Study: Membership Tech Is Leaving Engagement Gaps
The survey of more than 1,700 association members found that retention may be weaker among newer members due to the lack of ability to connect with others.
Associations are missing opportunities to better engage and retain their members—especially newer ones—through community and content, according to a new study.
The State of Association Member Experience Report was released earlier this month by Forj, a member experience and virtual events platform. Its survey of more than 1,700 association members globally found some softness when it comes to member engagement and retention among newer members. For instance, the survey found that while a majority of “late career” members say they will “definitely renew” their membership, only about a third of “early career” members say the same.
Forj CEO Kurt Heikkinen said that this disconnect demonstrates that associations may need to diversify their online experiences to emphasize community connection alongside education. “We’re living in a different paradigm from a learning standpoint,” he said. “A modern learner wants social learning, engaging with their peers.”
The report stresses that associations need to prove that the connections they broker, along with their content, is more relevant to their members’ work than anything they might be able to Google or find on public professional forums like LinkedIn. Associations, according to the report, are also facing substantial competition from other conferences and events and other associations.
One of the main roadblocks to members better connecting with their association is the patchwork of tools members are asked to use, the report says. Nearly 40 percent of survey respondents cited “too many different tools” and “ease of navigation” as their chief frustrations with their association’s technology.
“Most associations have 15 to 20 technologies in their tech stack,” Heikkinen said. “Members go to one place for in-person event registration, another for virtual events, a third place for online community and discussion forums. They’ll go to a learning management system for structured learning. And all of those systems, many times, don’t talk to each other.”
In addition to recommending streamlining online experiences, the Forj report also suggests that many associations are undervaluing their content and not doing more to spotlight what makes it distinctive. According to the survey, 78 percent of respondents said they are willing to pay or may be willing to pay “for content or experiences beyond [their] monthly/annual membership dues/fees.”
Satisfying that interest can be a revenue driver, as well as bolster engagement and retention, Heikkinen said. “There are sponsorship opportunities, where sponsors want to engage in the community and are willing to invest in providing thought leadership,” he said. “There are also opportunities to monetize the content in ways that haven’t been offered, because individuals are starving for content that’s relevant for them and from a source that they can trust.”

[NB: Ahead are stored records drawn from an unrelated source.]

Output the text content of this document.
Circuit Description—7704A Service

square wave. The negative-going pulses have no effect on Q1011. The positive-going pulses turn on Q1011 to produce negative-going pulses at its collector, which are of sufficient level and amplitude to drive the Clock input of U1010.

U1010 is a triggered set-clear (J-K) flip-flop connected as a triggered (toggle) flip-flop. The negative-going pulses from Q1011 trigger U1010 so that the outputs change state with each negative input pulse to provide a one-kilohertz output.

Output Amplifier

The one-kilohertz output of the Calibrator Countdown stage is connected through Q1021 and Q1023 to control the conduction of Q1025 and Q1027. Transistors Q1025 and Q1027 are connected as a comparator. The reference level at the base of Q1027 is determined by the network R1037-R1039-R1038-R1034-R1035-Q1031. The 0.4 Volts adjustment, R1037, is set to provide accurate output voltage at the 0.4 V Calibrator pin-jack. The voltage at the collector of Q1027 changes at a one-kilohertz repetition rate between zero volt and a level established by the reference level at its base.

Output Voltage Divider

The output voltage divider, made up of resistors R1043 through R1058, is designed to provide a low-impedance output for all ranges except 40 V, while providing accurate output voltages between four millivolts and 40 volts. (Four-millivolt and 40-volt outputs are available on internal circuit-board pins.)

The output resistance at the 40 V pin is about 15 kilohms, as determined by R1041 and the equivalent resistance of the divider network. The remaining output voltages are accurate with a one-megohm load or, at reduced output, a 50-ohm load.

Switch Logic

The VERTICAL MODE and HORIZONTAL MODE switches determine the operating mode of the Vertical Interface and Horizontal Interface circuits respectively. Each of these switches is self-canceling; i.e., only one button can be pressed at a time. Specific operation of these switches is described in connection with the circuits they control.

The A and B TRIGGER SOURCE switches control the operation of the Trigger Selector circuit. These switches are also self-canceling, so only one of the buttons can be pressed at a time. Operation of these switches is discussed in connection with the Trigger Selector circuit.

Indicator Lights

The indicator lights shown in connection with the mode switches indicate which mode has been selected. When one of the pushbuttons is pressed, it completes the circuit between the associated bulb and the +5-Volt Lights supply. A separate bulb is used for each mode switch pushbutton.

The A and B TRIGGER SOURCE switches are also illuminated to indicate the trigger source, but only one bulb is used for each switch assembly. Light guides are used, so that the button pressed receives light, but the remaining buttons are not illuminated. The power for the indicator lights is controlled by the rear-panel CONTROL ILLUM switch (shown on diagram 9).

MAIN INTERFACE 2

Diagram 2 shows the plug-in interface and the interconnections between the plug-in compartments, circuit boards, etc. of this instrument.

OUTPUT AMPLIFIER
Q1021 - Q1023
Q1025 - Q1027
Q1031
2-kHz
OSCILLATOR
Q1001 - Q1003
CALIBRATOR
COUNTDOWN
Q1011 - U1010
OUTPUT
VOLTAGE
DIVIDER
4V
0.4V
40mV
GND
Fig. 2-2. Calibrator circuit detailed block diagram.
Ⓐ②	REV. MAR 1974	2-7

Going forward, Heikkinen said, associations will want to look not just at diversifying the kinds of content they offer and streamlining access to it, but also personalizing it around member preferences.
“We consume content when it’s relevant, it’s personalized, and we can consume it in short bites,” said Heikkinen. “We hear over and over again from associations that they have great content, and I believe it—they have decades of expertise and thought leadership, and they have access to some of the best experts in their industry. But too often that content is not easy to find.”